"James White - Second Ending" - читать интересную книгу автора (White James)

stage could result in severe muscular damage. He, or she, must be urged to move gently. The patient
should also be assured, as often as seems necessary considering his emotional state, that he has been
cured he has been cured he has been cured he has been cured…"
Like a record with a faulty groove, the same words droned out over and over and over. Ross stuck it
out for as long as he could, which was about six minutes; then he croaked, "Shut up, I believe you!"
The voice ceased. Ross became aware of a steadily mounting pressure at the back of his head and
shoulders. Chest, neck and leg muscles cracked painfully, and he realized that his posture was altering.
The padded surface on which he lay had broken in two places. It was swinging upward from a point
below his waist and falling away at the level of his knees. He was being forced from a supine into a sitting
position. The process was slow and was probably meant to be gentle. Ross would have yelled in sheer
agony, if he had not known that filling his lungs for the yell would have expanded his chest muscles
suddenly and added to the pain. Finally he was sitting upright, held by a strap around his middle. He felt
the strap, because his eyes showed little more than drifting patches of blackness. Strain as he might to see
more, for the moment the blackness continued to prevail. The voice began again:
"With long-term patients there will be psychological difficulties as well," the bust said through its
motionless, painted lips. "He is awakening into an environment which is completely strange, and perhaps
frightening, to him. Someone with an understanding of his background should be present, and the shock
can be lessened by surrounding him with his more valuable personal possessions…"
Ross blinked until the black patches faded from sight. He was in a small room which contained, in
addition to the contraption he was sitting in, a bed, some recessed cupboards and a floor which was
neatly paved with what looked like foam-rubber mattresses. Close by was an instrument trolley
containing the talking bust of Beethoven, three shiny cans and his wallet, opened to show the picture of
Alice.
"… At the same time the patient must take nourishment and exercise his muscles as soon as possible
after revivication. The method recommended is to raise him into a sitting position, massage, administer a
light, liquid meal liquid meal liquid meal liquid meal…"
"Oh, for Heaven's sake!" Ross groaned, and reached out carefully for one of the food containers.
This, he thought, was the most intricate and senseless joke he had ever heard of. He did not feel hungry,
but doing what he was told seemed to be the only way of shutting off that maddening, repetitious voice.
The can warmed up as soon as he lifted it and the top flipped back, spilling some of the stuff onto his
bare legs. He swore, sniffed, then began to wonder if perhaps he wasn't hungry after all. The stuff tasted
every bit as good as it smelled, and it warmed him right down to his toes. But when he had emptied the
can Beethoven continued to drone "Liquid meal liquid meal" at him. Presumably he was expected to
empty all three.
The second can exploded in his face.
Several things happened at once. He jerked backward instinctively as the hot, foul-smelling liquid
sprayed his face and chest. The sudden movement triggered off a cramp which nearly tied him in knots,
and he began slipping toward the floor. The retaining strap took his weight for a moment; then it parted
with a soft tearing sound and he collapsed onto the floor.
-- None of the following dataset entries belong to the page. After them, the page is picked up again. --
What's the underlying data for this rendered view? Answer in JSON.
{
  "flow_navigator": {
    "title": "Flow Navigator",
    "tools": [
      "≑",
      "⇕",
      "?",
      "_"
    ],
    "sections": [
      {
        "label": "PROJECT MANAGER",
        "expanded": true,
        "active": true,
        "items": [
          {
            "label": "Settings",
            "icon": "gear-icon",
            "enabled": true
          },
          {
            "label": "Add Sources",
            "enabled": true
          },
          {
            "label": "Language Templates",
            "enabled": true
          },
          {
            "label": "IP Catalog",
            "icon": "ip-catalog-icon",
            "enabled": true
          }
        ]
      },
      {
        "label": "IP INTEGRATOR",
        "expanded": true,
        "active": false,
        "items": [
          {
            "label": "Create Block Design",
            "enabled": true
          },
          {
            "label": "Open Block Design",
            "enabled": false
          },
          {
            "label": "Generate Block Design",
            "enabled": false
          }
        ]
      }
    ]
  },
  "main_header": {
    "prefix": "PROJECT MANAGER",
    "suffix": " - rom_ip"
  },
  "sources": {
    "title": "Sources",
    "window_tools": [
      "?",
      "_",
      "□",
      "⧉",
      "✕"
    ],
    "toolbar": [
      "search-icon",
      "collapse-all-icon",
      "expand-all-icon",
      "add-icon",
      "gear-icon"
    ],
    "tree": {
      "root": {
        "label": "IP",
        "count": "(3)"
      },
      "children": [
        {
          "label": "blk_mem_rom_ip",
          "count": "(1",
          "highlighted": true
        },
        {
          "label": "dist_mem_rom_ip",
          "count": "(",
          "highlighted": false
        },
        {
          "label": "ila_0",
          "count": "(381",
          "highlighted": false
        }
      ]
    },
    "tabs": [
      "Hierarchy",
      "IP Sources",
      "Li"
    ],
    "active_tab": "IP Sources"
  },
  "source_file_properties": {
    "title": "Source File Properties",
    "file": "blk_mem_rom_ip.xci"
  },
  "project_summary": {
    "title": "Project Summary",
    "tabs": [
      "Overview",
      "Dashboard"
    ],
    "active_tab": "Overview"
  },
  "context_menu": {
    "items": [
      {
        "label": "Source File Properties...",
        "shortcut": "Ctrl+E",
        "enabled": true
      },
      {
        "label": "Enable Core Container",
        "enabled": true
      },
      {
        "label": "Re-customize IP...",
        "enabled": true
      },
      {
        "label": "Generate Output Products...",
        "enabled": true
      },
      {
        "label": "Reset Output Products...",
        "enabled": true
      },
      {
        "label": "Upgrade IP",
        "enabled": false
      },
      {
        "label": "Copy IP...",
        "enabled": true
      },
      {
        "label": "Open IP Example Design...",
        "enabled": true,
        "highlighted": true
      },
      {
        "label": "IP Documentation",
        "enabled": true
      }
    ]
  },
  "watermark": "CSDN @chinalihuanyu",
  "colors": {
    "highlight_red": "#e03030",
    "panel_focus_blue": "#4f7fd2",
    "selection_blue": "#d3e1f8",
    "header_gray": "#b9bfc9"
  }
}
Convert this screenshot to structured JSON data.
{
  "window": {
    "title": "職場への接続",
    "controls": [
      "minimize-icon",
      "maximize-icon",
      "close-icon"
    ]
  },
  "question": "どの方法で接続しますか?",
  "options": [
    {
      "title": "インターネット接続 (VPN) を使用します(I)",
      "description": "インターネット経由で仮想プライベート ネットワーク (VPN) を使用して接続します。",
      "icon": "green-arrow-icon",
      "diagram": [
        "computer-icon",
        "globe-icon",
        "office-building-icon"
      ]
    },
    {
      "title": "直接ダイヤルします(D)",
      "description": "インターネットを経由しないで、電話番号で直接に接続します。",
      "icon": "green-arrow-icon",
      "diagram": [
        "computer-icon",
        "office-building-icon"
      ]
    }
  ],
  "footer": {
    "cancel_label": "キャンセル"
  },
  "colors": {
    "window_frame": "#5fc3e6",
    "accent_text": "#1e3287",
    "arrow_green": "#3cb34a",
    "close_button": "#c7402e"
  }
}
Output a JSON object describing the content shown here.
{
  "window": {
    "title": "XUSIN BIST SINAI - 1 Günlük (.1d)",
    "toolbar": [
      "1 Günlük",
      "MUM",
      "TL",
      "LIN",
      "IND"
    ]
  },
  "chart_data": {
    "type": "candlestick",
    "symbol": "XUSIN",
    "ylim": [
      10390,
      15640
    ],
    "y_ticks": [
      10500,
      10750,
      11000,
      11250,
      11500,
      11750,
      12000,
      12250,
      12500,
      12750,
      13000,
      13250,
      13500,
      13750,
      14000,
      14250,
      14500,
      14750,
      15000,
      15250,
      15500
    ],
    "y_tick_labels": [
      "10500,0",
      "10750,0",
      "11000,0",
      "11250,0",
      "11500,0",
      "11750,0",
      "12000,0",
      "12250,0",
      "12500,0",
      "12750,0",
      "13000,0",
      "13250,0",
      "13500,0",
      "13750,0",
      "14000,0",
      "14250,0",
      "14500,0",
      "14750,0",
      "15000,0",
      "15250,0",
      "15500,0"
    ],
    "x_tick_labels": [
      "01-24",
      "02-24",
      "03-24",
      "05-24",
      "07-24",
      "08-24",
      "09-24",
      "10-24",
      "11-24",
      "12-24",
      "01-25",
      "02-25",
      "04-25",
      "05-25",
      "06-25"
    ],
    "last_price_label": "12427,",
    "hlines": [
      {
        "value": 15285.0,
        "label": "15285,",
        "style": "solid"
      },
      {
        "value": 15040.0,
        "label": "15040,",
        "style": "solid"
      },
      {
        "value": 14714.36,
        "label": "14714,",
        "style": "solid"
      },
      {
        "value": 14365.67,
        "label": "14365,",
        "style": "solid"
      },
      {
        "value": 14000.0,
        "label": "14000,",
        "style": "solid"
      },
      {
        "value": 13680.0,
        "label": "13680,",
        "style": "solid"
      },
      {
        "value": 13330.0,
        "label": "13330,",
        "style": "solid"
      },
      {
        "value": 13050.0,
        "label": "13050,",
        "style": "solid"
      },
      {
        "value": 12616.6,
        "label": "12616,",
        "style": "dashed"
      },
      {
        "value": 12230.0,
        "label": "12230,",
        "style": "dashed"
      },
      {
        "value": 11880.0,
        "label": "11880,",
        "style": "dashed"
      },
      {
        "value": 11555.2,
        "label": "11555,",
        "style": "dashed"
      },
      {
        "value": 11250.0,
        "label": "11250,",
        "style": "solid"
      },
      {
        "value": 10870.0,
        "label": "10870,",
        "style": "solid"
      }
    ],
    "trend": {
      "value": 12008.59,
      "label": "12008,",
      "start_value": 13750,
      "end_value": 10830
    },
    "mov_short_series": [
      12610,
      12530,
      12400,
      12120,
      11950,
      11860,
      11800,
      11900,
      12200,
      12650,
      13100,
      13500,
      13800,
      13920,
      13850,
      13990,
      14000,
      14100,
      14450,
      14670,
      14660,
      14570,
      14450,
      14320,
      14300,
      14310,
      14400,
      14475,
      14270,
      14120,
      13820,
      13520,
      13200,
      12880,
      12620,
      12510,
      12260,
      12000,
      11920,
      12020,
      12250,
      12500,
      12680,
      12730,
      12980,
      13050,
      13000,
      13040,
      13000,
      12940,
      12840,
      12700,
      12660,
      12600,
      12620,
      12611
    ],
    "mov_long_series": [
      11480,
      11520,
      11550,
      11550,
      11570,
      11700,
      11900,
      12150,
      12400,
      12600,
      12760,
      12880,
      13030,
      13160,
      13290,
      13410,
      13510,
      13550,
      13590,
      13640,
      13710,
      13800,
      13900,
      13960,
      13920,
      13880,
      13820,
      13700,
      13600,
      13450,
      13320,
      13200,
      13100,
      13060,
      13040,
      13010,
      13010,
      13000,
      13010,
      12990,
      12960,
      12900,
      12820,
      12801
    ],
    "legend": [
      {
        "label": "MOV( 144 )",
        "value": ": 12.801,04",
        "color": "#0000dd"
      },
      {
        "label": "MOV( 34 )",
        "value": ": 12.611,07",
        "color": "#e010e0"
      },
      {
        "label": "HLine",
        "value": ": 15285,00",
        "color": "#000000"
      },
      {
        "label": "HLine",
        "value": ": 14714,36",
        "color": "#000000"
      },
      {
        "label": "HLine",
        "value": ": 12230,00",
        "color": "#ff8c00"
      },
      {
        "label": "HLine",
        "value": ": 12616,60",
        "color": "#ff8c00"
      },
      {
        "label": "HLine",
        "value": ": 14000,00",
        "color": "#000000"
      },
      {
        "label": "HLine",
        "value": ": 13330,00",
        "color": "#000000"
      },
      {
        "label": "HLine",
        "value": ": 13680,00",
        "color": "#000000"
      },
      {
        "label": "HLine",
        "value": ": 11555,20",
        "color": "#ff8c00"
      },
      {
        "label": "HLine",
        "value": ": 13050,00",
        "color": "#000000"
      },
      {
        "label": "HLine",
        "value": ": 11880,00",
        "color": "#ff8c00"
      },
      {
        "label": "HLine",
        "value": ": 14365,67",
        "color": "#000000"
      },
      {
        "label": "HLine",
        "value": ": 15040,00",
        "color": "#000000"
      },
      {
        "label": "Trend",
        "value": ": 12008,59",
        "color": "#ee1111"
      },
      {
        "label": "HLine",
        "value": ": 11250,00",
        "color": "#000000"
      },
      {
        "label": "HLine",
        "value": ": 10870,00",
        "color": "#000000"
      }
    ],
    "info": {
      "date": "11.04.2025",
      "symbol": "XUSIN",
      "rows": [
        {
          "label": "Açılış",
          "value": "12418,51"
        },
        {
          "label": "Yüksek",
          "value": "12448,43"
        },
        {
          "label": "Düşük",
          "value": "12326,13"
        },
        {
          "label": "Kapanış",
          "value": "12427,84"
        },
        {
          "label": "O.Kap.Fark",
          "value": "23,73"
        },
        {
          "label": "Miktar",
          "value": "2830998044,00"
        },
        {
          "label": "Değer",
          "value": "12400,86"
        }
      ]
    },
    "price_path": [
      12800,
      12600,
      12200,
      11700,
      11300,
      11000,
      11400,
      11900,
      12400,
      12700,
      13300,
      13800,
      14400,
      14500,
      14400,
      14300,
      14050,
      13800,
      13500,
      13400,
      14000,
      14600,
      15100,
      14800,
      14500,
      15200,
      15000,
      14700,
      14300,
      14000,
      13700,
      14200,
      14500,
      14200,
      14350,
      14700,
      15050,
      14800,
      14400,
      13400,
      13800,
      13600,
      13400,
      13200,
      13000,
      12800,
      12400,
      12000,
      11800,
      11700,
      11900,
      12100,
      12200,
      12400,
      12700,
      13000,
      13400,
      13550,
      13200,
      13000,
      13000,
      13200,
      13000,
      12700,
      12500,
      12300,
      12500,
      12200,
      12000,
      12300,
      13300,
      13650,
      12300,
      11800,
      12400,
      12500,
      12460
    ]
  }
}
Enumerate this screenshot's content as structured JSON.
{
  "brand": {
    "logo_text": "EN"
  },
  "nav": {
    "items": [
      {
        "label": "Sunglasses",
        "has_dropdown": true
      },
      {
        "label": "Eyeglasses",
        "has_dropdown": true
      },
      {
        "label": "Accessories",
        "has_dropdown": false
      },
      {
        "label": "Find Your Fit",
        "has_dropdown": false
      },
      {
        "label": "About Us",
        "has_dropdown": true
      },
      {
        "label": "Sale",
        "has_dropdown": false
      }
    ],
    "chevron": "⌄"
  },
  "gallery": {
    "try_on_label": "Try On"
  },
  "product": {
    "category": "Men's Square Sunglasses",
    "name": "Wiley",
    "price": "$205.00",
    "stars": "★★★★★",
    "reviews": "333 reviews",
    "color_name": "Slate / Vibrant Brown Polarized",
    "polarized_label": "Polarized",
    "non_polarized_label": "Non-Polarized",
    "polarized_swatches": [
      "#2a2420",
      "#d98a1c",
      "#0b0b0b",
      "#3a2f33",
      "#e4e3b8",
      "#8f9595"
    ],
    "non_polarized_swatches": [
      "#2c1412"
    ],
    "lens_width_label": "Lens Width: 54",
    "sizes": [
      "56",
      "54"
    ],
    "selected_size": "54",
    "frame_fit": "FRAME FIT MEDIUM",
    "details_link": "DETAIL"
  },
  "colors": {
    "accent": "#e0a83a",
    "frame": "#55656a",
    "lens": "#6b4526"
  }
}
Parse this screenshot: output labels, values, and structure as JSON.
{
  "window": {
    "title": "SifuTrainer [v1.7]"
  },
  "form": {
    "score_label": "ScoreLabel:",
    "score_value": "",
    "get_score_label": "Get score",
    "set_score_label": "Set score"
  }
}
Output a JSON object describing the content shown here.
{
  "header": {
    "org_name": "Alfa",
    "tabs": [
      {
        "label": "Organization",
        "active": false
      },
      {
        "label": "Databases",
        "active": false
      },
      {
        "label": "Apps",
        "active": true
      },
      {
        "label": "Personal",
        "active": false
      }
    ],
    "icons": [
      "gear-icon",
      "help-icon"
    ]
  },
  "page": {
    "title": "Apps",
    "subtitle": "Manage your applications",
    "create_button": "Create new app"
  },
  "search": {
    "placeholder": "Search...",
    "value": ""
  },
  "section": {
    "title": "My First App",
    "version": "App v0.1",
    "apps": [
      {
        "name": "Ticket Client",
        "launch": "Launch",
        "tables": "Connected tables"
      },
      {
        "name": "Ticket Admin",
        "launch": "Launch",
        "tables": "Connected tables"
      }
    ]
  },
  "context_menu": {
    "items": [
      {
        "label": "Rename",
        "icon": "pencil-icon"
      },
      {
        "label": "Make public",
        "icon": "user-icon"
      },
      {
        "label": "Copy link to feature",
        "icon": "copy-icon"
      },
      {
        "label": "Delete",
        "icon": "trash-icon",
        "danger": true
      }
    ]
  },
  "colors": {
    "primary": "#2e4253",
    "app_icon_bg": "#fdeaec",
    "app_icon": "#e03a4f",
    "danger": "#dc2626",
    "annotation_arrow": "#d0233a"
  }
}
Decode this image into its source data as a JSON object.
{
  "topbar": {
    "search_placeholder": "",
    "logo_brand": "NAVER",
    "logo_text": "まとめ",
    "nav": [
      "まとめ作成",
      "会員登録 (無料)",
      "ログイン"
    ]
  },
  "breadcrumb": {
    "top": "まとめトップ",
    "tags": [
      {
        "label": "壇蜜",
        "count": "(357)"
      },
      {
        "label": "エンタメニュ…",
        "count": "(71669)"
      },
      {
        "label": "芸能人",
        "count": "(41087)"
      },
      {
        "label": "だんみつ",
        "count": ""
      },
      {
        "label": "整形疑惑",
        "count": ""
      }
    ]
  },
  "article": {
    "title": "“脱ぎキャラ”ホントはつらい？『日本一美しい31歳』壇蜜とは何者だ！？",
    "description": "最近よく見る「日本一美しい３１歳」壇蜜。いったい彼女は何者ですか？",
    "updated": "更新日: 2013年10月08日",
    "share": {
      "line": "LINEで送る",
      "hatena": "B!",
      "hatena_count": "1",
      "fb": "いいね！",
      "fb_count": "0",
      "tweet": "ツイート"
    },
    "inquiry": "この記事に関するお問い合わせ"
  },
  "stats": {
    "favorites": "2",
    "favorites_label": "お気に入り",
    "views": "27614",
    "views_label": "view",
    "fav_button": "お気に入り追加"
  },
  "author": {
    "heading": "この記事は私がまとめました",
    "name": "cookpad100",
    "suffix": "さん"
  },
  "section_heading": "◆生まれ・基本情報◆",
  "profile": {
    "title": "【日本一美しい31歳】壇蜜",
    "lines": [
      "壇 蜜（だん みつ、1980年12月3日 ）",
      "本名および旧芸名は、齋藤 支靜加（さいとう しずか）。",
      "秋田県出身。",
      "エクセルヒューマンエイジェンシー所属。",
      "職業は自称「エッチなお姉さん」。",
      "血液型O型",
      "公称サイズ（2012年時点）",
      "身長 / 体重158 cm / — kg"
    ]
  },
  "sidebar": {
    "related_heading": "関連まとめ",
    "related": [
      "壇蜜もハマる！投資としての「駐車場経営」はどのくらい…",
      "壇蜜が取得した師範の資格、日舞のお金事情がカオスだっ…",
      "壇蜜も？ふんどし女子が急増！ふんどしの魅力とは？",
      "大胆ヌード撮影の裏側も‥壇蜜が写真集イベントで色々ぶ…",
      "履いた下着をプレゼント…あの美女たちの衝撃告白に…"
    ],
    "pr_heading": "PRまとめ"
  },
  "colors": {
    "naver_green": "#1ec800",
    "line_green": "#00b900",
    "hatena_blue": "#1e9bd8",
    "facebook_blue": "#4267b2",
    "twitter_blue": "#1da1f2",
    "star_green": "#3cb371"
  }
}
That drop of perhaps three feet onto a thickly padded surface brought a shock of pain worse than
anything he had ever experienced. It also brought him finally and fully awake.
Up to now Ross had been treating everything which was happening as some sort of involved practical
joke which was being played on him; he was both angered at the cruelty of it and relieved that he had not
awakened to the nightmare of being crushed to death in a tubular metal cage which ticked. From his new
position he could see a small extension speaker unit attached to the back of Beethoven's head, and a
cable which ran from it across the floor and out through a hole in the wall. This could have been the sort
of joke that his fellow students might have played on him — involving stink bombs, a talking bust and an
edited playback of one of Pellew's lectures — but for one thing. The tape had led him to believe that he
was cured. No one in the hospital would joke about that.